The synthesis, characterization, and application of silica-supported Cu-Au bimetallic catalysts in selective hydrogenation of cinnamaldehyde are described. The results showed that Cu-Au/SiO₂ bimetallic catalysts were superior to monometallic Cu/SiO₂ and Au/SiO₂ catalysts under identical conditions.

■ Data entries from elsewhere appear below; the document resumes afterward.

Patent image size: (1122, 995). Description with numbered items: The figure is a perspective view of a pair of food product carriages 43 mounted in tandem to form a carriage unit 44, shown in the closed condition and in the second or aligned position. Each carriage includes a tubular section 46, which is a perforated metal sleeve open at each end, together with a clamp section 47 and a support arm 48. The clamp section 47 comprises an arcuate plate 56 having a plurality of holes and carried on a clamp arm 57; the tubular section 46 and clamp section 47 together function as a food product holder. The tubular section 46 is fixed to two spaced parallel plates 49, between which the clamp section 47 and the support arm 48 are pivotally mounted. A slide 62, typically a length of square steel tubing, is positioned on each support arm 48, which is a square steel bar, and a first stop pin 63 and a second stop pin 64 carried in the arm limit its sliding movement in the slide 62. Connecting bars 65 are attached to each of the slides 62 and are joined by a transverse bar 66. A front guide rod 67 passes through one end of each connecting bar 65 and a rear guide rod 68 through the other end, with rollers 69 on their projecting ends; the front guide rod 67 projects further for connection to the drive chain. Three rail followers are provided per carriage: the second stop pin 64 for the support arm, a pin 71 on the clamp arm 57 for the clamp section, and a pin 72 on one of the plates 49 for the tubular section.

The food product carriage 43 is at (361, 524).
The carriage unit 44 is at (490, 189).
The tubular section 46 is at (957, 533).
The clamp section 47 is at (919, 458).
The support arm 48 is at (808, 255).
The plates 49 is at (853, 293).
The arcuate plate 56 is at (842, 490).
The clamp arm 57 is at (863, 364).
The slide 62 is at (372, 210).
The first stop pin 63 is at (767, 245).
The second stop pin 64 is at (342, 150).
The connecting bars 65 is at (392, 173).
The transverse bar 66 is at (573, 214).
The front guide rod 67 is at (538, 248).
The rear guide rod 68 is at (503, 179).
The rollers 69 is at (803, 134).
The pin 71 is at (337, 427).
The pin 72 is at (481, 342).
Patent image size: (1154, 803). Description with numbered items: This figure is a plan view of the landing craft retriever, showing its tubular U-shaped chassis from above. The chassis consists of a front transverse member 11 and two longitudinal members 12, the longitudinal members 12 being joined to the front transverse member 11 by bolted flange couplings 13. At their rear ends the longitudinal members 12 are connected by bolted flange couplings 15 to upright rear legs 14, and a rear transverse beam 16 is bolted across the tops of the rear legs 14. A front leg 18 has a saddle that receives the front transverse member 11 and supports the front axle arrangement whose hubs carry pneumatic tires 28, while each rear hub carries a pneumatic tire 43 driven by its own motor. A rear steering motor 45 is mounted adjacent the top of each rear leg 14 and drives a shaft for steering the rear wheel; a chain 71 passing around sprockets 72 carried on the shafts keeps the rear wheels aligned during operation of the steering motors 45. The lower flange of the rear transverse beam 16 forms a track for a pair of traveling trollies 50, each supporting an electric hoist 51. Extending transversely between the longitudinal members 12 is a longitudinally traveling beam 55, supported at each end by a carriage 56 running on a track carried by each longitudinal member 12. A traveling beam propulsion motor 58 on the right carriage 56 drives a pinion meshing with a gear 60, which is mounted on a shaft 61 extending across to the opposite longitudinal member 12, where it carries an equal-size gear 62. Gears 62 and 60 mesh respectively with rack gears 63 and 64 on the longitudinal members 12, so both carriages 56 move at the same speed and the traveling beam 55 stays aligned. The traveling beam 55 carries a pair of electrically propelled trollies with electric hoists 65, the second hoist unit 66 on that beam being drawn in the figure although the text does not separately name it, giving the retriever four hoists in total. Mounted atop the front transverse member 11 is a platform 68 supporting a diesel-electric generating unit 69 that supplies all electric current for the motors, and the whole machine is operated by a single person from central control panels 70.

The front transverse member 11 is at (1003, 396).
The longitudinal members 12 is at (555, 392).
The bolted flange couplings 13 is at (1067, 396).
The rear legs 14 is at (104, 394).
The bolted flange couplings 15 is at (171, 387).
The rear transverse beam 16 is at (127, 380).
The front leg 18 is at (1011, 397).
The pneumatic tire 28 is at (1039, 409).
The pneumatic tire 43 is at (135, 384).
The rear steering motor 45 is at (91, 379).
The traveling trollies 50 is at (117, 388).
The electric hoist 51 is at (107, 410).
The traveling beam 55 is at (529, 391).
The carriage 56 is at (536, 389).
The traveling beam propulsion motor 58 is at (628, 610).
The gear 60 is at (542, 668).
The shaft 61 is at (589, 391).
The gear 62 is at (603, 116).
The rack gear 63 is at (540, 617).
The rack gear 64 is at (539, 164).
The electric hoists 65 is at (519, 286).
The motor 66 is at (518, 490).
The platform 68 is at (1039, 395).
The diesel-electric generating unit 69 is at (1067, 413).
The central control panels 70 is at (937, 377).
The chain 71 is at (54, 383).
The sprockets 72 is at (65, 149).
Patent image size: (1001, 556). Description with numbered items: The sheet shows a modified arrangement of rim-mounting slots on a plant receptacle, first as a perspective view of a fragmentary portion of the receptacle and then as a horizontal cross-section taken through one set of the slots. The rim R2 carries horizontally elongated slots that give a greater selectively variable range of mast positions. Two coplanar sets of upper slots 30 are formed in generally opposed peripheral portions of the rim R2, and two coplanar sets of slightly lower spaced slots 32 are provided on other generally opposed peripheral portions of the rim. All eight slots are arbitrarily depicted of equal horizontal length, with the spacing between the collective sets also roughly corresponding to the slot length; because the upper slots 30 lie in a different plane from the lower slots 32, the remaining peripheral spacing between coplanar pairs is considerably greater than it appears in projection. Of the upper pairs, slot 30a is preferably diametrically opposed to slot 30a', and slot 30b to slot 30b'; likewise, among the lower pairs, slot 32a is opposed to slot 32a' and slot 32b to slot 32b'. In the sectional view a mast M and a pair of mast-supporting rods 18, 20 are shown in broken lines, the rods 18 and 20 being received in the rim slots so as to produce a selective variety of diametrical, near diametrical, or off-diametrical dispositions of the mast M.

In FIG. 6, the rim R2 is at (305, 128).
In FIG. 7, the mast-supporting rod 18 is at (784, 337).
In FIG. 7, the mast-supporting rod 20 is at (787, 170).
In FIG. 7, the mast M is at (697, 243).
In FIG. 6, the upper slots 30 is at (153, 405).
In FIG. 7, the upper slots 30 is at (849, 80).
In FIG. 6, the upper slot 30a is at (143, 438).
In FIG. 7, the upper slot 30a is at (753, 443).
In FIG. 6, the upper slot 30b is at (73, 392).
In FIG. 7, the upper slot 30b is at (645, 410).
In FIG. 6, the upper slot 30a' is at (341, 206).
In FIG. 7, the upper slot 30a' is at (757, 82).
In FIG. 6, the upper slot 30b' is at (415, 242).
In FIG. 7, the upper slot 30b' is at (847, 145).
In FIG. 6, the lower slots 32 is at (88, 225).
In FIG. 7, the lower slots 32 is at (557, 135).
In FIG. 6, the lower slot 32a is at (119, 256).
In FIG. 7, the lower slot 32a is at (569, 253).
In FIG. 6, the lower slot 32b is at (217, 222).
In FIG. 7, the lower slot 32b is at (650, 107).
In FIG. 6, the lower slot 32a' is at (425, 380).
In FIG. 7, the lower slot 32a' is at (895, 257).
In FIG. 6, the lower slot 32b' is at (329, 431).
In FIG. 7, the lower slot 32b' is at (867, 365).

Adding a small amount of gold (6Cu-1.4Au/SiO₂ catalyst) afforded eightfold higher catalytic reaction rate compared to Cu/SiO₂ along with the high selectivity (53%, at 55% of conversion) toward cinnamyl alcohol. Characterization techniques such as x-ray diffraction, H₂ temperature-programmed reduction, ultraviolet-visible spectroscopy, transmission electron microscopy, Fourier-transform infrared spectra of chemisorbed CO, and x-ray photoelectron spectroscopy were employed to understand the origin of the catalytic activity. A key genesis of the high activity of the Cu-Au/SiO₂ catalyst was ascribed to the synergistic effect of Cu and Au species: the Au sites were responsible for the dissociative activation of H₂ molecules, and Cu⁰ and Cu⁺ sites contributed to the adsorption-activation of C=C and C=O bond, respectively. A combined tuning of particle dispersion and its surface electronic structure was shown as a consequence of the formation of Au-Cu alloy nanoparticles, which led to the significantly enhanced synergy. A plausible reaction pathway was proposed based on our results and the literature.